Eseguita un’ordinanza di custodia cautelare degli arresti domiciliari presso il luogo di cura, emessa, su richiesta della Procura della Repubblica di Benevento, dal gip di Benevento nei confronti di un cittadino di origini serbe, accusato di rapina pluriaggravata in abitazione. L’uomo, nella serata del 16 gennaio, insieme ad altri quattro complici, era entrato nell’abitazione di due anziani coniugi ottantottenni, in località San Salvatore Telesino, e dopo aver tenuto fermo il capofamiglia, bloccandolo nel letto, aveva permesso agli altri componenti del gruppo di mettere a soqquadro l’abitazione. Nel corso dell’azione erano stati asportati un orologio, una collana con crocefisso ed un libretto postale. Gli uomini della Squadra Mobile e del commissariato Telese Terme, già lo stesso giorno attraverso la visione delle telecamere di sorveglianza avevano isolato alcuni fotogrammi, raccogliendo elementi sulle fattezze dei soggetti e sulla possibile autovettura utilizzata. Nel pomeriggio del giorno seguente, il veicolo, una Skoda Fabia Station Wagon, la cui targa risultava inserita nel sistema centralizzato, in quanto gli occupanti erano sospettati di commettere reati predatori, era transitato da Benevento e la sala operativa della Questura aveva diramato la nota di ricerca alle pattuglie. La vettura era stata poi rintracciata da una volante del commissariato Telese Terme, che aveva intimato l’alt agli occupanti, i quali, noncuranti dell’invito a fermarsi erano fuggiti a folle velocità lungo l’arteria SS 372 Telesina.
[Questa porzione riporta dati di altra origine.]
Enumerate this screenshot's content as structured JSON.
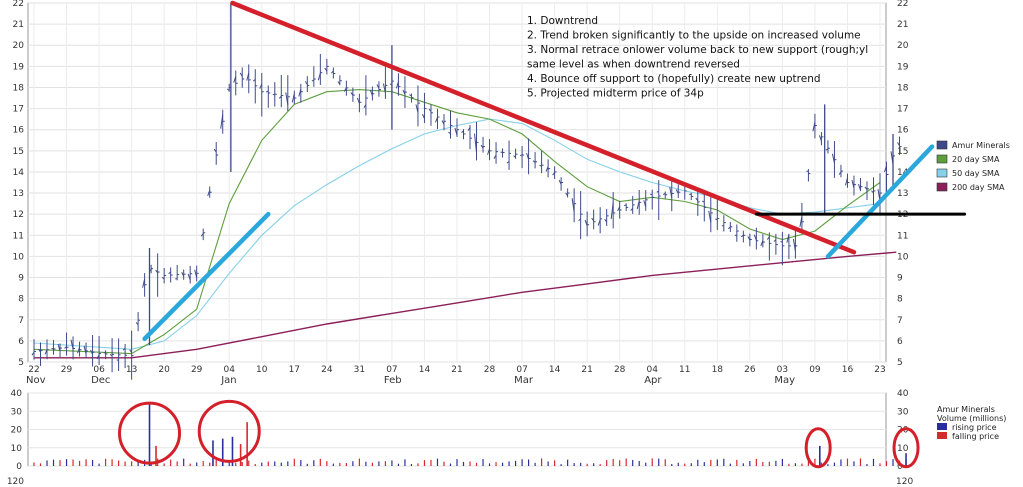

Il conducente del veicolo, che aveva distanziato l’auto di servizio ed un ulteriore equipaggio inviato in ausilio, aveva poi perso il controllo del mezzo, capovolgendosi nei pressi dell’uscita di Alvignano e provocando un incidente stradale, nel corso del quale erano deceduti gli altri quattro occupanti. Gli uomini della Squadra Mobile e del commissariato Telese, intervenuti sul luogo del sinistro, avevano da subito intuito che tra i soggetti deceduti a bordo della vettura incidentata potessero esservi gli autori della rapina consumata il giorno antecedente a San Salvatore Telesino. Così, attraverso l’esame comparativo tra le immagini dei filmati, le foto dei soggetti deceduti e quella del superstite, ricoverato in gravi condizioni all’ospedale Rummo di Benevento, eseguito con l’ausilio della polizia scientifica, gli investigatori sono addivenuti all’identificazione del ferito, come colui che materialmente aveva bloccato l’anziana coppia. Così sulla base degli elementi raccolti, suffragati anche dalle dichiarazioni di una delle vittime, che ha riconosciuto l’uomo, la Procura della Repubblica di Benevento ha richiesto ed ottenuto il provvedimento cautelare oggi eseguito mediante notifica all’interessato presso il nosocomio sannita.